When we attempted to disaggregate the data further and compare those in the Part B without Part A group, having Medicaid coverage with those not having Medicaid coverage, utilization and cost variables were generally significantly greater for those with Medicaid coverage, although not for nonmedical office based services. This suggests that beneficiaries having Part B without Part A coverage are likely a group made up of very different people. Some of these beneficiaries are poor enough to be eligible for Medicaid, and some of whom are rich enough to be covered under other health insurance programs which offer more comprehensive coverage than Part A.
This study was limited by lack of information on significant variables. These include: health insurance in addition to Medicare, income and assets, and health status. Without such data, any policy implications drawn would be subject to substantial question. This paper is viewed as a preliminary descriptive finding on which we hope further research can be based.
Acknowledgments
The author expresses appreciation to: Thomas Rice and two anonymous reviewers for their comments on earlier drafts of this paper; James Boismier for data processing and research support; Stanley Moore for programming; and Judith Davis and Gail Goldwater for administrative support.
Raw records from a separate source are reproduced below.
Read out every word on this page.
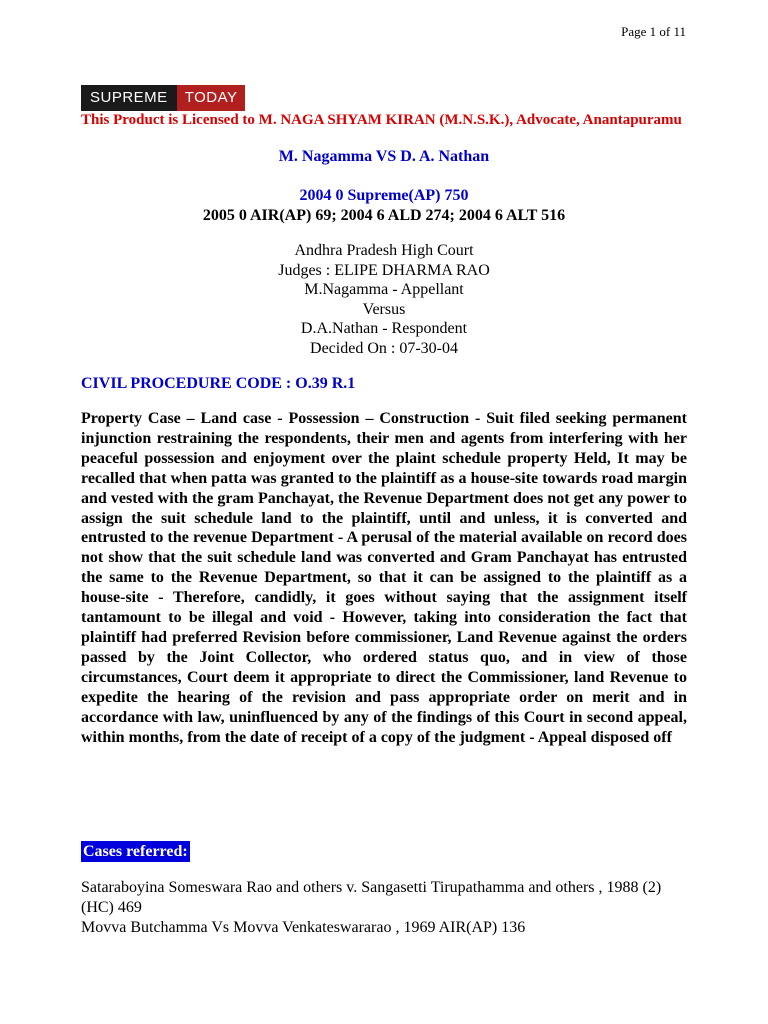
Page 1 of 11
SUPREME	TODAY
This Product is Licensed to M. NAGA SHYAM KIRAN (M.N.S.K.), Advocate, Anantapuramu
M. Nagamma VS D. A. Nathan
2004 0 Supreme(AP) 750
2005 0 AIR(AP) 69; 2004 6 ALD 274; 2004 6 ALT 516
Andhra Pradesh High Court
Judges : ELIPE DHARMA RAO
M.Nagamma - Appellant
Versus
D.A.Nathan - Respondent
Decided On : 07-30-04
CIVIL PROCEDURE CODE : O.39 R.1

Property Case – Land case - Possession – Construction - Suit filed seeking permanent injunction restraining the respondents, their men and agents from interfering with her peaceful possession and enjoyment over the plaint schedule property Held, It may be recalled that when patta was granted to the plaintiff as a house-site towards road margin and vested with the gram Panchayat, the Revenue Department does not get any power to assign the suit schedule land to the plaintiff, until and unless, it is converted and entrusted to the revenue Department - A perusal of the material available on record does not show that the suit schedule land was converted and Gram Panchayat has entrusted the same to the Revenue Department, so that it can be assigned to the plaintiff as a house-site - Therefore, candidly, it goes without saying that the assignment itself tantamount to be illegal and void - However, taking into consideration the fact that plaintiff had preferred Revision before commissioner, Land Revenue against the orders passed by the Joint Collector, who ordered status quo, and in view of those circumstances, Court deem it appropriate to direct the Commissioner, land Revenue to expedite the hearing of the revision and pass appropriate order on merit and in accordance with law, uninfluenced by any of the findings of this Court in second appeal, within months, from the date of receipt of a copy of the judgment - Appeal disposed off

Cases referred:
Sataraboyina Someswara Rao and others v. Sangasetti Tirupathamma and others , 1988 (2) (HC) 469
Movva Butchamma Vs Movva Venkateswararao , 1969 AIR(AP) 136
This research was supported by Health Care Financing Administration Grant #95-P-97150/9-01.
Footnotes
Reprint requests: Nelda McCall, SRI International, 333 Ravenswood Ave., Menlo, California 94025.
Relative value units are measures of service intensity defined for each type of service (i.e., medical, surgical, anesthesia, laboratory and radiology). Relative values are not additive across these five types of services. Procedures in the Blue Cross/Blue Shield of Colorado data files are coded using the Colorado Relative Value Studies, an adaptation of the 1964 California Relative Value Studies.
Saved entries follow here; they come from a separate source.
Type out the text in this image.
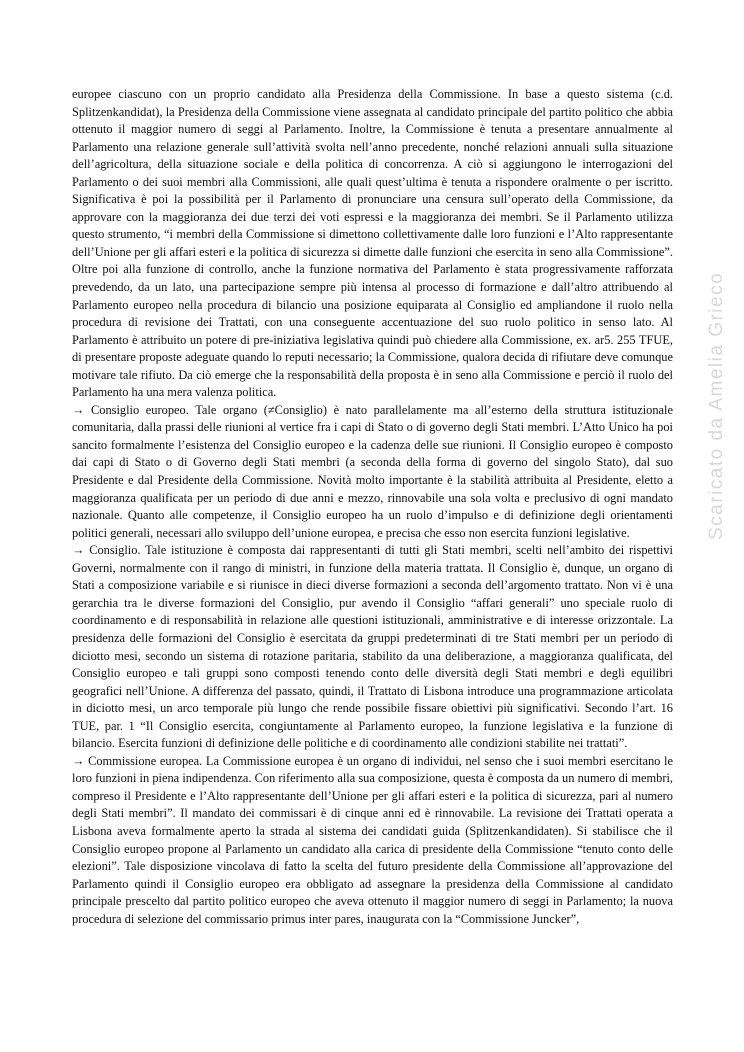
europee ciascuno con un proprio candidato alla Presidenza della Commissione. In base a questo sistema (c.d. Splitzenkandidat), la Presidenza della Commissione viene assegnata al candidato principale del partito politico che abbia ottenuto il maggior numero di seggi al Parlamento. Inoltre, la Commissione è tenuta a presentare annualmente al Parlamento una relazione generale sull’attività svolta nell’anno precedente, nonché relazioni annuali sulla situazione dell’agricoltura, della situazione sociale e della politica di concorrenza. A ciò si aggiungono le interrogazioni del Parlamento o dei suoi membri alla Commissioni, alle quali quest’ultima è tenuta a rispondere oralmente o per iscritto. Significativa è poi la possibilità per il Parlamento di pronunciare una censura sull’operato della Commissione, da approvare con la maggioranza dei due terzi dei voti espressi e la maggioranza dei membri. Se il Parlamento utilizza questo strumento, “i membri della Commissione si dimettono collettivamente dalle loro funzioni e l’Alto rappresentante dell’Unione per gli affari esteri e la politica di sicurezza si dimette dalle funzioni che esercita in seno alla Commissione”. Oltre poi alla funzione di controllo, anche la funzione normativa del Parlamento è stata progressivamente rafforzata prevedendo, da un lato, una partecipazione sempre più intensa al processo di formazione e dall’altro attribuendo al Parlamento europeo nella procedura di bilancio una posizione equiparata al Consiglio ed ampliandone il ruolo nella procedura di revisione dei Trattati, con una conseguente accentuazione del suo ruolo politico in senso lato. Al Parlamento è attribuito un potere di pre-iniziativa legislativa quindi può chiedere alla Commissione, ex. ar5. 255 TFUE, di presentare proposte adeguate quando lo reputi necessario; la Commissione, qualora decida di rifiutare deve comunque motivare tale rifiuto. Da ciò emerge che la responsabilità della proposta è in seno alla Commissione e perciò il ruolo del Parlamento ha una mera valenza politica.

→ Consiglio europeo. Tale organo (≠Consiglio) è nato parallelamente ma all’esterno della struttura istituzionale comunitaria, dalla prassi delle riunioni al vertice fra i capi di Stato o di governo degli Stati membri. L’Atto Unico ha poi sancito formalmente l’esistenza del Consiglio europeo e la cadenza delle sue riunioni. Il Consiglio europeo è composto dai capi di Stato o di Governo degli Stati membri (a seconda della forma di governo del singolo Stato), dal suo Presidente e dal Presidente della Commissione. Novità molto importante è la stabilità attribuita al Presidente, eletto a maggioranza qualificata per un periodo di due anni e mezzo, rinnovabile una sola volta e preclusivo di ogni mandato nazionale. Quanto alle competenze, il Consiglio europeo ha un ruolo d’impulso e di definizione degli orientamenti politici generali, necessari allo sviluppo dell’unione europea, e precisa che esso non esercita funzioni legislative.

→ Consiglio. Tale istituzione è composta dai rappresentanti di tutti gli Stati membri, scelti nell’ambito dei rispettivi Governi, normalmente con il rango di ministri, in funzione della materia trattata. Il Consiglio è, dunque, un organo di Stati a composizione variabile e si riunisce in dieci diverse formazioni a seconda dell’argomento trattato. Non vi è una gerarchia tra le diverse formazioni del Consiglio, pur avendo il Consiglio “affari generali” uno speciale ruolo di coordinamento e di responsabilità in relazione alle questioni istituzionali, amministrative e di interesse orizzontale. La presidenza delle formazioni del Consiglio è esercitata da gruppi predeterminati di tre Stati membri per un periodo di diciotto mesi, secondo un sistema di rotazione paritaria, stabilito da una deliberazione, a maggioranza qualificata, del Consiglio europeo e tali gruppi sono composti tenendo conto delle diversità degli Stati membri e degli equilibri geografici nell’Unione. A differenza del passato, quindi, il Trattato di Lisbona introduce una programmazione articolata in diciotto mesi, un arco temporale più lungo che rende possibile fissare obiettivi più significativi. Secondo l’art. 16 TUE, par. 1 “Il Consiglio esercita, congiuntamente al Parlamento europeo, la funzione legislativa e la funzione di bilancio. Esercita funzioni di definizione delle politiche e di coordinamento alle condizioni stabilite nei trattati”.

→ Commissione europea. La Commissione europea è un organo di individui, nel senso che i suoi membri esercitano le loro funzioni in piena indipendenza. Con riferimento alla sua composizione, questa è composta da un numero di membri, compreso il Presidente e l’Alto rappresentante dell’Unione per gli affari esteri e la politica di sicurezza, pari al numero degli Stati membri”. Il mandato dei commissari è di cinque anni ed è rinnovabile. La revisione dei Trattati operata a Lisbona aveva formalmente aperto la strada al sistema dei candidati guida (Splitzenkandidaten). Si stabilisce che il Consiglio europeo propone al Parlamento un candidato alla carica di presidente della Commissione “tenuto conto delle elezioni”. Tale disposizione vincolava di fatto la scelta del futuro presidente della Commissione all’approvazione del Parlamento quindi il Consiglio europeo era obbligato ad assegnare la presidenza della Commissione al candidato principale prescelto dal partito politico europeo che aveva ottenuto il maggior numero di seggi in Parlamento; la nuova procedura di selezione del commissario primus inter pares, inaugurata con la “Commissione Juncker”,

Scaricato da Amelia Grieco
Part B services are billed both through Medicare carriers and Medicare intermediaries. Generally, they are billed through Medicare carriers when they are billed by physicians and through Medicare intermediaries when they have billed by hospitals. These latter bills are typically for services received in outpatient hospital departments. The term allowed charge is used to designate the Medicare carrier allowed charge for the service billed. Covered charges are amounts subject to reimbursement through Medicare intermediaries.